EL DEBATE sobre el aborto terapéutico parece haberse instalado con más profundidad que en ocasiones anteriores. El mismo hecho de que la senadora Matthei patrocine una de estas iniciativas legales diluyó en parte el estereotipo que rápidamente hacemos de las posiciones en    disputa. De igual manera, son menos lo que han intentado silenciar este debate, que creo sano se produzca, más allá de cuáles sean las diversas y legítimas posiciones. En una democracia es imperativo que aprendamos a dar razón de nuestros dichos, renunciando a la pretensión de vetar ciertas discusiones y entendiendo que no hay mayor fuerza que la que imponen los propios argumentos.

De igual manera, se trata de un debate que combina consideraciones médicas, jurídicas, filosóficas (o religiosas en su caso), sociales y culturales. En otras palabras, estamos en presencia de una discusión política, la que, más allá de sus aspectos técnicos, puede y debe ser materia de la deliberación parlamentaria y ciudadana. En efecto, cuando se trata de discutir el sentido y alcance de las convenciones que colectivamente nos hemos dado, no resulta razonable ni democrático que nos refugiemos en el credencialismo, suponiendo que solo algunos -por manejar una determinada destreza o por sentir que están más capacitados que otros- finalmente decidan una cuestión que nos concierne a todos.

Una de dichas convenciones, la cual suscribo, es que la vida humana tiene lugar con motivo de la concepción. Dicho de otra manera, y más allá de las múltiples y diversas razones por las cuales cada uno podría fundamentar o rechazar dicha posición, ella tiene una expresión en nuestro acuerdo institucional y social. Sin ir más lejos, por ejemplo, cuando todos sin excepción discutimos si "la píldora del día después" es o no abortiva, no estamos sino haciendo referencia al hecho de si sus efectos se producen antes o después de la concepción. La segunda convención que parece ser mayoritaria entre nosotros es que la condición de ser humano es binaria y no gradual. Dicho de otra manera, que no hay personas a medias, por lo que se es, o no, un ser humano.

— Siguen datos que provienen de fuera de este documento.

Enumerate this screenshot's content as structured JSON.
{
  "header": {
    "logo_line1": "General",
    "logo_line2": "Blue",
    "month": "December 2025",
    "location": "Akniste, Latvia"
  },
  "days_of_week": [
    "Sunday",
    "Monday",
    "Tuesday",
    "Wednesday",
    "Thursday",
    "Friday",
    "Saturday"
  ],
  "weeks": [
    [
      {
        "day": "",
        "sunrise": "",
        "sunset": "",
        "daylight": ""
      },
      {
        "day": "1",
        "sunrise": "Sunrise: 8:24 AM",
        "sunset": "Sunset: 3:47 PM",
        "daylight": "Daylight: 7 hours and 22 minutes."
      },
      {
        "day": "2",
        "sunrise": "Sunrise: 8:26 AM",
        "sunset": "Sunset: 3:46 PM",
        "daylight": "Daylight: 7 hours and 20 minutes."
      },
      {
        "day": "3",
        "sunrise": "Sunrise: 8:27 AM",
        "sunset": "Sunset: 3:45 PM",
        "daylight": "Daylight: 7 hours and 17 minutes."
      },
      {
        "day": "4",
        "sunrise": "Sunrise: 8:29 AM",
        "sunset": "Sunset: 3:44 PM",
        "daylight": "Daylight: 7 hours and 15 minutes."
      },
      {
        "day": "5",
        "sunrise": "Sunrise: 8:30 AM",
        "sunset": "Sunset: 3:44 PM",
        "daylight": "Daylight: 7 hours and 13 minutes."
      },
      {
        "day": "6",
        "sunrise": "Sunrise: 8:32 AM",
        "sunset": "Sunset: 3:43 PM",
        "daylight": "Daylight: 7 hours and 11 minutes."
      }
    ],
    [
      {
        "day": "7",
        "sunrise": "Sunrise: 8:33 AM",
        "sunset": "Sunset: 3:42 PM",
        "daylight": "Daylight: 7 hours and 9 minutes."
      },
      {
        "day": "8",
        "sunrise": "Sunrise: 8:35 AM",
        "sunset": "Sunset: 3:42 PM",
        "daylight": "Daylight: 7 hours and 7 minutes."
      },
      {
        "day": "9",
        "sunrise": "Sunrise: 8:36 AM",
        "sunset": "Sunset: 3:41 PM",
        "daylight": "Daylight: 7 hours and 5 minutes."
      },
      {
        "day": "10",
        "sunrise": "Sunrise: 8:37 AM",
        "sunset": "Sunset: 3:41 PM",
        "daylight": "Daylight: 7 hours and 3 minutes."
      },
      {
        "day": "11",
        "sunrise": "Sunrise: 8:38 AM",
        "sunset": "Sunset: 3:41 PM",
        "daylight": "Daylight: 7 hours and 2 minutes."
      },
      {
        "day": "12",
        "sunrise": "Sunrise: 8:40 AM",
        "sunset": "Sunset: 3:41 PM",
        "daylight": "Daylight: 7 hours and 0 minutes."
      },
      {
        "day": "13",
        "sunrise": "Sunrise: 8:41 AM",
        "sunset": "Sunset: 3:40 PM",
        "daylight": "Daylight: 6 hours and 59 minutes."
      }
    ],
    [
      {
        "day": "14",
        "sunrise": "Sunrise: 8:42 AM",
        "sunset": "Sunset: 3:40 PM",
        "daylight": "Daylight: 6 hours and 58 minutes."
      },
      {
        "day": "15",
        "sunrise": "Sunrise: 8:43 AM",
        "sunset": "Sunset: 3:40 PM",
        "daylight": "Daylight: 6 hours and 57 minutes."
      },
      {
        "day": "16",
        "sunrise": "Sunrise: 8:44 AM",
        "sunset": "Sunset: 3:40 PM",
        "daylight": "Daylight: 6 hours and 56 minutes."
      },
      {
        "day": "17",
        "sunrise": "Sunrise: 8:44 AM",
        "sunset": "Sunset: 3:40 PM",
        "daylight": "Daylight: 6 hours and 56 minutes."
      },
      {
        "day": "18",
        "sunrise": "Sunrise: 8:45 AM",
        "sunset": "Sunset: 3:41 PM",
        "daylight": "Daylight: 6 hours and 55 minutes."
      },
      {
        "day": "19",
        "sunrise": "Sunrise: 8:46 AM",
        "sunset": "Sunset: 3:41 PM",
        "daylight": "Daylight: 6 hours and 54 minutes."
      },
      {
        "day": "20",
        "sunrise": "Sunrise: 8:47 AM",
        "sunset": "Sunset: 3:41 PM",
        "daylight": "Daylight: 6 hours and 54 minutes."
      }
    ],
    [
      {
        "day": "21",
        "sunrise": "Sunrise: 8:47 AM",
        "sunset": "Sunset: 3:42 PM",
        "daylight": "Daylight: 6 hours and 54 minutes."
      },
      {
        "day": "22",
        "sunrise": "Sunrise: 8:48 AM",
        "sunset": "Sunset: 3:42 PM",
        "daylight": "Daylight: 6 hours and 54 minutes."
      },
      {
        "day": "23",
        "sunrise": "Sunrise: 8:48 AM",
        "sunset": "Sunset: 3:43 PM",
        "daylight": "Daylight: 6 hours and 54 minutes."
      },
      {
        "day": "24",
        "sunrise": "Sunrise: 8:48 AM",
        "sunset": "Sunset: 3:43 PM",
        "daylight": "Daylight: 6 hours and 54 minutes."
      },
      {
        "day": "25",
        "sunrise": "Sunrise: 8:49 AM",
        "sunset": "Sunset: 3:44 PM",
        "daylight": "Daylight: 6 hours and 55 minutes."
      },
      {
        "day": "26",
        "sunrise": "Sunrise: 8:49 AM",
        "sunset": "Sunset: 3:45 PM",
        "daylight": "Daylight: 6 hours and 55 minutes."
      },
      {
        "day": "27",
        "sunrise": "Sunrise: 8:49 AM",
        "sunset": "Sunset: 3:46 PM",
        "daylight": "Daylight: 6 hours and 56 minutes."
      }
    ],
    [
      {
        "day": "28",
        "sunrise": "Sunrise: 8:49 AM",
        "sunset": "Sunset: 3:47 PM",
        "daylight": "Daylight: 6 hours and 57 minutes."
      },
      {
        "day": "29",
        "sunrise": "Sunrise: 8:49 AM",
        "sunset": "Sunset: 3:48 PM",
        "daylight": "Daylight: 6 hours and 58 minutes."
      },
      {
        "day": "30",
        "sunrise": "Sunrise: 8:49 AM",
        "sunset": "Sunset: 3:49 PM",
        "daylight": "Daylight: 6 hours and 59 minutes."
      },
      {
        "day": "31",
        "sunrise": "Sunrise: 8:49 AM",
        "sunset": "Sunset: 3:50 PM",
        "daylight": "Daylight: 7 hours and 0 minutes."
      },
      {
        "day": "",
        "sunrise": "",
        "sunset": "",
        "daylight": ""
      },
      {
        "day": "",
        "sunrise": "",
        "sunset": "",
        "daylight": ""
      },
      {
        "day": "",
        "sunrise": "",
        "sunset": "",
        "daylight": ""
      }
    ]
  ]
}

Puestas así las cosas, lo que subyace a la discusión en torno al aborto es un conflicto de valores y bienes jurídicamente protegidos. La ponderación y forma en que resolvemos dicha disyuntiva también forman parte de la legítima discusión política y la deliberación democrática.

Soy partidario del aborto terapéutico, por cuanto en ese específico caso existe una tensión entre dos valores de igual entidad: la vida humana. Y en el caso de ser inevitable que deba sacrificarse una para salvar la otra, es mi personal opinión que la existencia del feto puede ceder en favor de la vida de una madre, la que en muchos casos, además, tiene una familia con más hijos. Soy contrario a las demás hipótesis de aborto, puesto que considero que los derechos que asisten a la madre -sean estos reproductivos, el dominio sobre su cuerpo e incluso su integridad síquica- no resultan suficientes como para justificar que se ponga término a una vida humana.

A mi modesto modo de entender, esa posición resulta coherente con los dos supuestos antes enunciados. Aunque claro, también habrá quienes quieran discutir estos últimos.